With imaginary settings, you have the freedom of molding the set to suit the story. Fantasy and sci-fi presents the unique problem of having to describe every detail you can to craft an effective backdrop for the story. Type of building, age of building, big city or small town, rural or urban, the natural world, the unnatural world -- these are just a few of the things you have to worry about as a creator of an imaginary place.
Now, setting your tale in a real place has an added dimension of making sure you get everything right. What's this mean for the writer? You can't place your MC's house in the middle of an intersection for example; and you also can't place the library clear across town from where it actually is. The burden of mapping out the city accurately is intense on the writer setting their tale in a real place.
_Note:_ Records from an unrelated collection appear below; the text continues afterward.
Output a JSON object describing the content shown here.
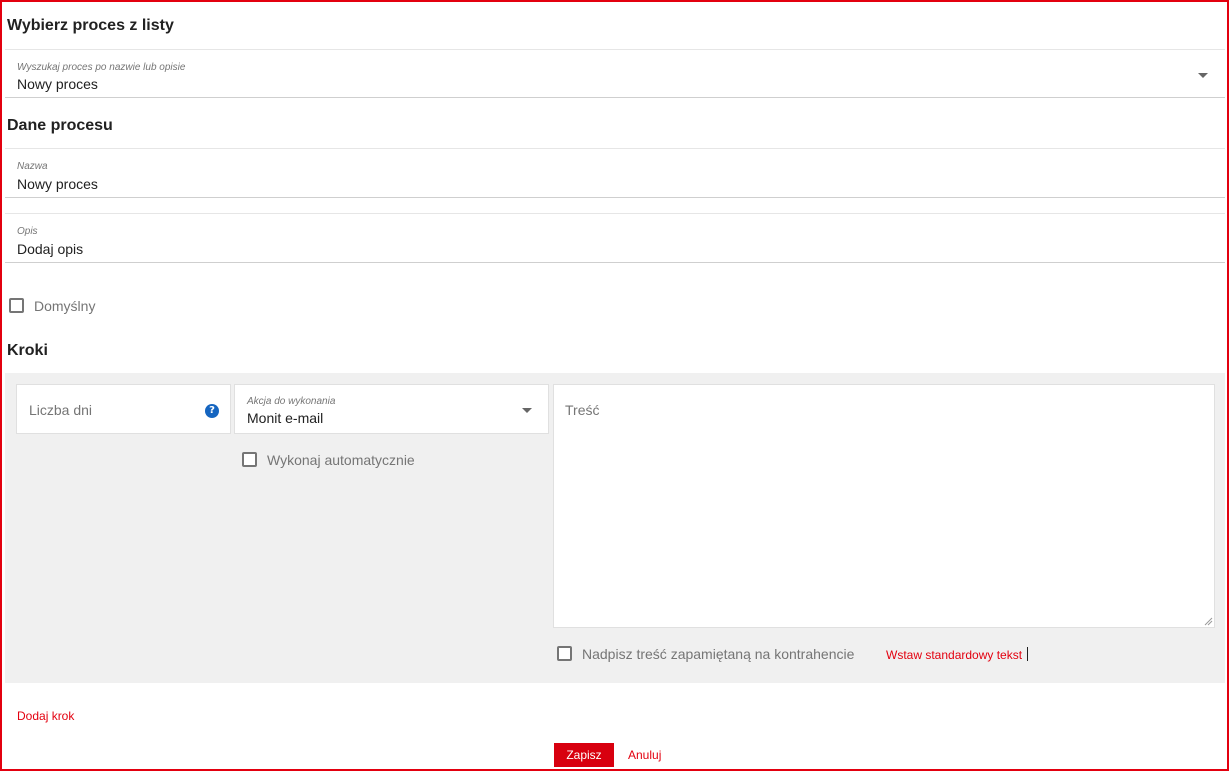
{
  "sections": {
    "select_title": "Wybierz proces z listy",
    "data_title": "Dane procesu",
    "steps_title": "Kroki"
  },
  "process_select": {
    "label": "Wyszukaj proces po nazwie lub opisie",
    "value": "Nowy proces",
    "icon": "chevron-down-icon"
  },
  "name_field": {
    "label": "Nazwa",
    "value": "Nowy proces"
  },
  "description_field": {
    "label": "Opis",
    "value": "Dodaj opis"
  },
  "default_checkbox": {
    "label": "Domyślny",
    "checked": false
  },
  "step": {
    "days_placeholder": "Liczba dni",
    "help_icon": "question-circle-icon",
    "action_label": "Akcja do wykonania",
    "action_value": "Monit e-mail",
    "auto_checkbox_label": "Wykonaj automatycznie",
    "content_placeholder": "Treść",
    "overwrite_checkbox_label": "Nadpisz treść zapamiętaną na kontrahencie",
    "insert_standard_link": "Wstaw standardowy tekst"
  },
  "add_step_link": "Dodaj krok",
  "buttons": {
    "save": "Zapisz",
    "cancel": "Anuluj"
  },
  "colors": {
    "accent": "#e3000f",
    "help_icon": "#1565c0",
    "panel_bg": "#f0f0f0"
  }
}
Which, incidentally, is one of the bigger reasons that I prefer to not set any stories in real places. I'll choose a random place in the middle of a state somewhere -- generally where I know there's not an actual city/town already -- but almost never will you see me writing mainstream fiction that's set in New York City or San Francisco or Chicago. I haven't spent enough time in any of those places to give a story set there the kind of veracity it needs. Would I set a tale in Salem, the city my alma mater is located in and where I lived for a year? Probably. But that all depends on the kind of story it is.